Growing Concerns 580: Mushrooms in lawn, something stripping bark

Late Summer!

Time and tolerance are the best answers when mushrooms mar the lawn

 

Dear Janet,

In the past two years, I have had toadstools popping up all over my yard. I have called landscapers, gardeners and nursery personnel to see what I could do about this problem. I have my lawn sprayed for weeds, bugs, fertilizer, etc. The answers I have received go from 'do nothing' to 'redo your lawn after digging everything up.' I am in a quandary as to what I can do as I have a beautiful lawn except for those darned toadstools.

B.G.

Dear B.G.,

Toadstools are types of mushrooms, and wet years like this one are banner years for mushrooms. That's because wet years are good for fungus growth, and mushrooms are the reproductive bodies that fungi produce when they have energy to spare.

The fungus that's interrupting your greenery is probably one that decomposes wood. It may be growing on dead and injured tree roots. Such fungi are always present in the soil but multiply when they have more fuel and moisture. That's why we see mushrooms after we cut down a tree.

There isn't any practical answer. For instance, digging to remove all woody roots from an area can work but it means excavating a huge area a couple of feet deep. In addition, such digging would destroy live roots, too, killing or injuring any trees in the vicinity.

I guess you figure there must be an easier way, perhaps a chemical solution. Forget it. Even if you could sterilize the soil to kill all the fungus in it, you shouldn't want to. Fungal threads are one of the primary binders of soil particles. They create that crumbly soil where air and water flow freely and roots thrive. Fungi are also critical to decomposition. Without them, dead plant and animal matter would remain intact, and accumulate -- think of the clean up work we'd have to do. Even more important, think of all the nutrients tied up in dead organic matter that would never be returned to living plants.

Mushrooms don't harm a lawn, only our sensibilities. Mow them when they appear. When the wood that's fueling their production is gone, the toadstool show will slow and then end.

 

Dear Janet,

In this past week, something has been stripping the bark off my maple and beech trees. These are small to medium trees, eight to ten inches in diameter. We noticed the piles of bark strips, about an inch wide and three or four inches long, beneath the trees. Several areas have been stripped bare, even girdling some areas.

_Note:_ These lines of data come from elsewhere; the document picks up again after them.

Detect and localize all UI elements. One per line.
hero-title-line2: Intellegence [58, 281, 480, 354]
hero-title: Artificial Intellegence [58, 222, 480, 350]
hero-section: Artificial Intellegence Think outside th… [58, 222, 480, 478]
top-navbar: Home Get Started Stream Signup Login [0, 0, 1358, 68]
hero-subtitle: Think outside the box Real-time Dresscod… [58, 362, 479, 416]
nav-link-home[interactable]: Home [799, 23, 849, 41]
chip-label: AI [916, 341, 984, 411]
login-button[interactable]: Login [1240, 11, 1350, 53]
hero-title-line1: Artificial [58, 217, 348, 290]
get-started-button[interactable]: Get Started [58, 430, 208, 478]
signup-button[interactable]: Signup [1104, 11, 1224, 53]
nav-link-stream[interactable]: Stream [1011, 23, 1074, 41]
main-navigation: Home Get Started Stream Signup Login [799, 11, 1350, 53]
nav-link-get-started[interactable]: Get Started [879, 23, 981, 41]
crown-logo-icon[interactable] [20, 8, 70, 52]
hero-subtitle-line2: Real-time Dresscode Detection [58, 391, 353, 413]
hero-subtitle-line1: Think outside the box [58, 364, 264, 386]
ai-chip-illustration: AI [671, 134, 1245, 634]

We have a small area of natural woods along our back yard and have already lost ten trees, and now these. Are squirrels doing this? Can we save these trees? How can we prevent this from happening? We have been here for seven years and have never seen this stripping before.

C.W.

Dear C.W.,

No one knows why, we just know squirrels do tear bark from trees. The squirrels may lick the wood they bare, as if they are thirsty or enjoy the taste of sap. But many reliable witnesses have documented long bouts of stripping without any feeding activity. My own opinion is that squirrels just have it too easy. Bored and lacking anything better to do, they peel bark. Perhaps if there were fewer bird feeders so squirrels had to work for a living, we'd see less of this.

It's nearly impossible to keep a squirrel out of a tree, or to protect the trunk and branches of those they do climb. Which is why, when squirrels in botanical gardens and arboreta start stripping bark, they are trapped, relocated or executed.

Short report

Time to clean up summering-out houseplants

You have asked if soap spray is good to use on houseplants before bringing them in from their vacation on the porch, whether it will knock off mites and insects.

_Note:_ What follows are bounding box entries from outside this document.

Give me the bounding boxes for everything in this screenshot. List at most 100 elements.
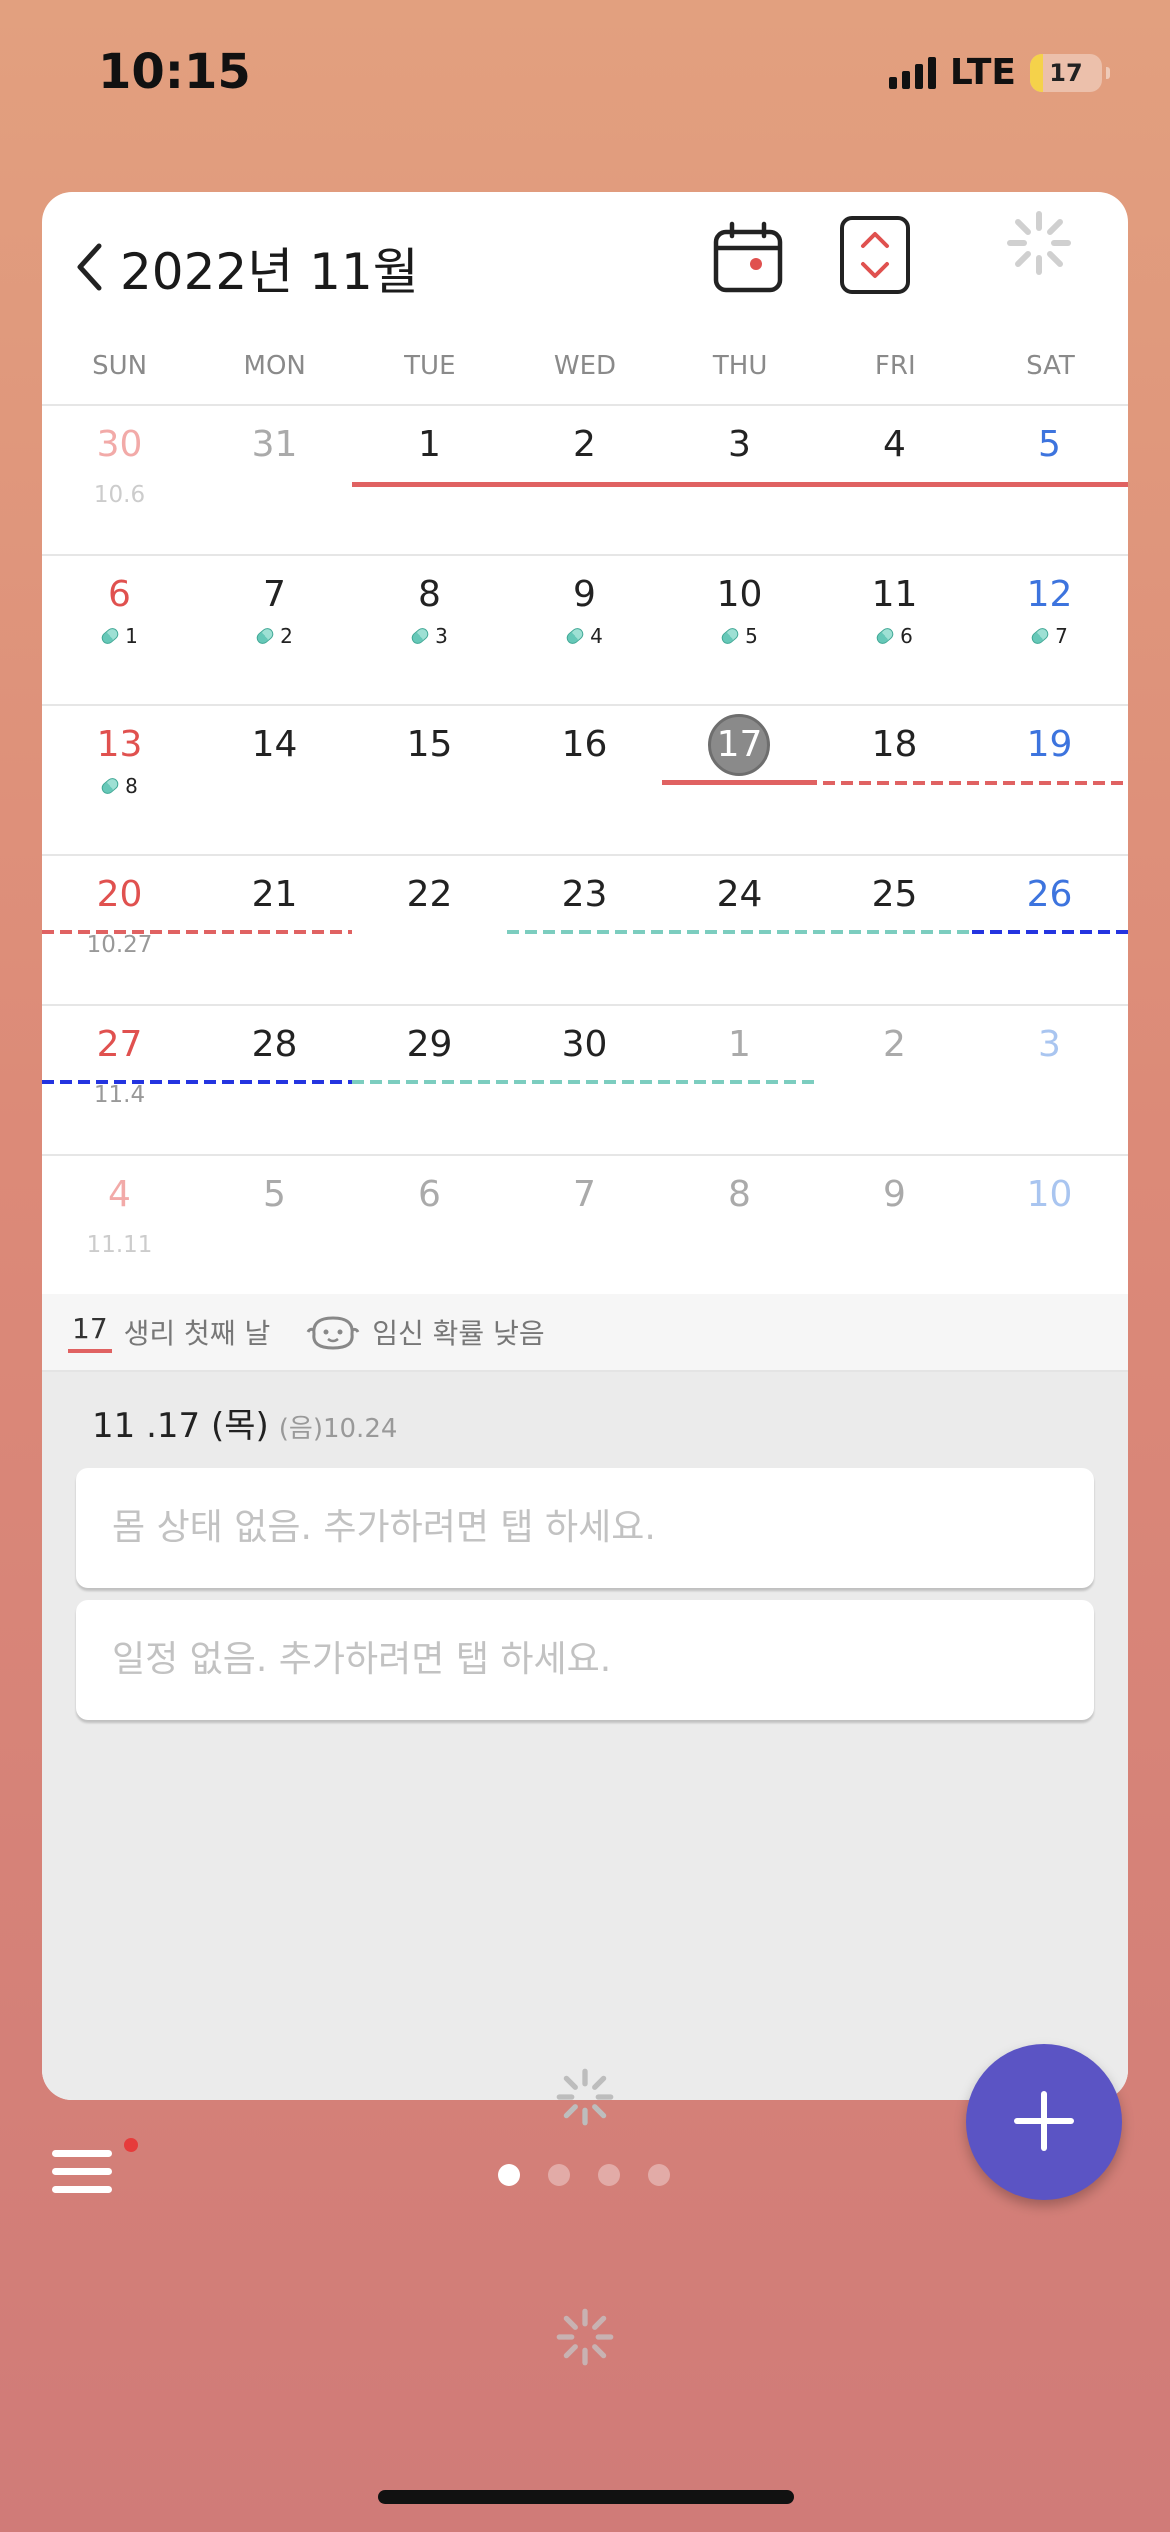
day-cell[interactable]: 83	[352, 556, 507, 706]
weekday-label: WED	[553, 351, 617, 381]
day-cell[interactable]: 3	[662, 406, 817, 556]
day-cell[interactable]: 1	[352, 406, 507, 556]
day-number: 31	[251, 424, 298, 465]
day-number: 16	[561, 724, 608, 765]
home-indicator	[378, 2490, 794, 2504]
day-number: 28	[251, 1024, 298, 1065]
weekday-label: SUN	[92, 351, 148, 381]
day-cell[interactable]: 61	[42, 556, 197, 706]
period-line	[352, 482, 1128, 487]
day-number: 30	[96, 424, 143, 465]
period-line	[662, 780, 817, 785]
day-number: 30	[561, 1024, 608, 1065]
day-cell[interactable]: 15	[352, 706, 507, 856]
day-cell[interactable]: 10	[972, 1156, 1127, 1306]
add-condition-field[interactable]: 몸 상태 없음. 추가하려면 탭 하세요.	[76, 1468, 1094, 1588]
view-toggle-button[interactable]	[840, 216, 910, 294]
pill-icon	[874, 625, 896, 647]
day-number: 4	[108, 1174, 131, 1215]
status-time: 10:15	[98, 44, 251, 100]
add-button[interactable]	[966, 2044, 1122, 2200]
day-cell[interactable]: 5	[972, 406, 1127, 556]
battery-level: 17	[1049, 58, 1083, 87]
calendar-week: 20 10.27 21 22 23 24 25 26	[42, 856, 1128, 1006]
weekday-label: MON	[243, 351, 306, 381]
weekday-label: SAT	[1026, 351, 1075, 381]
weekday-label: TUE	[404, 351, 456, 381]
chevron-left-icon	[77, 243, 102, 291]
calendar-today-button[interactable]	[710, 220, 786, 296]
pill-icon	[409, 625, 431, 647]
day-number: 7	[263, 574, 286, 615]
predicted-period-line	[42, 930, 352, 934]
day-cell[interactable]: 6	[352, 1156, 507, 1306]
selected-date: 11 .17 (목) (음)10.24	[92, 1398, 397, 1447]
day-number: 19	[1026, 724, 1073, 765]
day-cell[interactable]: 8	[662, 1156, 817, 1306]
page-indicator[interactable]	[498, 2164, 670, 2186]
day-detail-panel: 11 .17 (목) (음)10.24 몸 상태 없음. 추가하려면 탭 하세요.…	[42, 1372, 1128, 2100]
pregnancy-chance-label: 임신 확률 낮음	[372, 1317, 545, 1350]
page-dot	[648, 2164, 670, 2186]
pill-marker: 5	[662, 624, 817, 648]
day-cell[interactable]: 22	[352, 856, 507, 1006]
cycle-info-bar: 17 생리 첫째 날 임신 확률 낮음	[42, 1294, 1128, 1372]
pill-icon	[564, 625, 586, 647]
pill-marker: 1	[42, 624, 197, 648]
day-cell[interactable]: 72	[197, 556, 352, 706]
day-number: 9	[573, 574, 596, 615]
prev-month-button[interactable]	[64, 232, 114, 302]
day-cell[interactable]: 3	[972, 1006, 1127, 1156]
fertile-window-line	[352, 1080, 817, 1084]
pill-icon	[1029, 625, 1051, 647]
day-number: 21	[251, 874, 298, 915]
add-schedule-field[interactable]: 일정 없음. 추가하려면 탭 하세요.	[76, 1600, 1094, 1720]
day-cell[interactable]: 12 7	[972, 556, 1127, 706]
day-cell[interactable]: 30 10.6	[42, 406, 197, 556]
day-number: 17	[716, 724, 763, 765]
day-number: 3	[728, 424, 751, 465]
pill-count: 3	[435, 624, 448, 648]
day-number: 24	[716, 874, 763, 915]
loading-spinner-icon	[1007, 211, 1071, 275]
pill-icon	[99, 625, 121, 647]
day-cell[interactable]: 2	[507, 406, 662, 556]
page-dot	[548, 2164, 570, 2186]
day-cell[interactable]: 4 11.11	[42, 1156, 197, 1306]
day-cell[interactable]: 14	[197, 706, 352, 856]
lunar-date: 10.6	[93, 482, 146, 508]
month-title[interactable]: 2022년 11월	[120, 232, 419, 304]
pill-marker: 4	[507, 624, 662, 648]
day-cell[interactable]: 13 8	[42, 706, 197, 856]
day-number: 10	[1026, 1174, 1073, 1215]
day-number: 29	[406, 1024, 453, 1065]
day-number: 27	[96, 1024, 143, 1065]
pill-icon	[719, 625, 741, 647]
day-number: 1	[418, 424, 441, 465]
day-cell[interactable]: 5	[197, 1156, 352, 1306]
day-number: 10	[716, 574, 763, 615]
day-number: 11	[871, 574, 918, 615]
lunar-date: 10.27	[86, 932, 153, 958]
day-cell[interactable]: 31	[197, 406, 352, 556]
baby-face-icon	[306, 1316, 360, 1350]
day-cell[interactable]: 94	[507, 556, 662, 706]
day-cell[interactable]: 4	[817, 406, 972, 556]
day-cell[interactable]: 7	[507, 1156, 662, 1306]
day-number: 8	[728, 1174, 751, 1215]
day-cell[interactable]: 11 6	[817, 556, 972, 706]
lunar-date: 11.11	[86, 1232, 153, 1258]
weekday-label: THU	[712, 351, 768, 381]
menu-button[interactable]	[52, 2138, 138, 2198]
day-cell[interactable]: 9	[817, 1156, 972, 1306]
day-cell[interactable]: 2	[817, 1006, 972, 1156]
day-number: 12	[1026, 574, 1073, 615]
day-cell[interactable]: 10 5	[662, 556, 817, 706]
day-number: 2	[883, 1024, 906, 1065]
weekday-header: SUN MON TUE WED THU FRI SAT	[42, 342, 1128, 406]
calendar-icon	[713, 221, 783, 293]
day-number: 3	[1038, 1024, 1061, 1065]
pill-count: 5	[745, 624, 758, 648]
pill-count: 2	[280, 624, 293, 648]
day-cell[interactable]: 16	[507, 706, 662, 856]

It's good to clean your plants regularly, indoors or out. It removes dust so leaves work more efficiently and mites find it less hospitable, it knocks off insects and eggs, and it makes the plant look great. However, a one-time cleaning makes little difference in the long haul, whether it's February and you're cleaning a housebound hoya or late September and you're hosing off a bay tree before it comes in for the winter.

I don't do special pest control on my plants when I bring them indoors. They are in peak condition from fresh air and good light, able to produce their own insecticides and miticides. I just hose them off and bring them in.

For plants with problems, indoors or out, I add a presoak to bath day. I move the plant out of the direct light, cover the soil in its pot with plastic wrap, then spray with a Murphy's Oil Soap solution -- two tablespoons in a half gallon of water. I coat both sides of every leaf and double spray the tight places where leaves join stems. After the plant sits for fifteen minutes, I hose it off with a strong stream of water.

 

Green thumbs up

to the spicy scent of summersweet (Clethra alnifolia), the shrub that brightens shady areas in early August and loves rainy years.

 

Green thumbs down

to blaming anyone or anything for the mildew that ruined your cosmos or phlox. It's been rainy. Mildew happens. Get over it.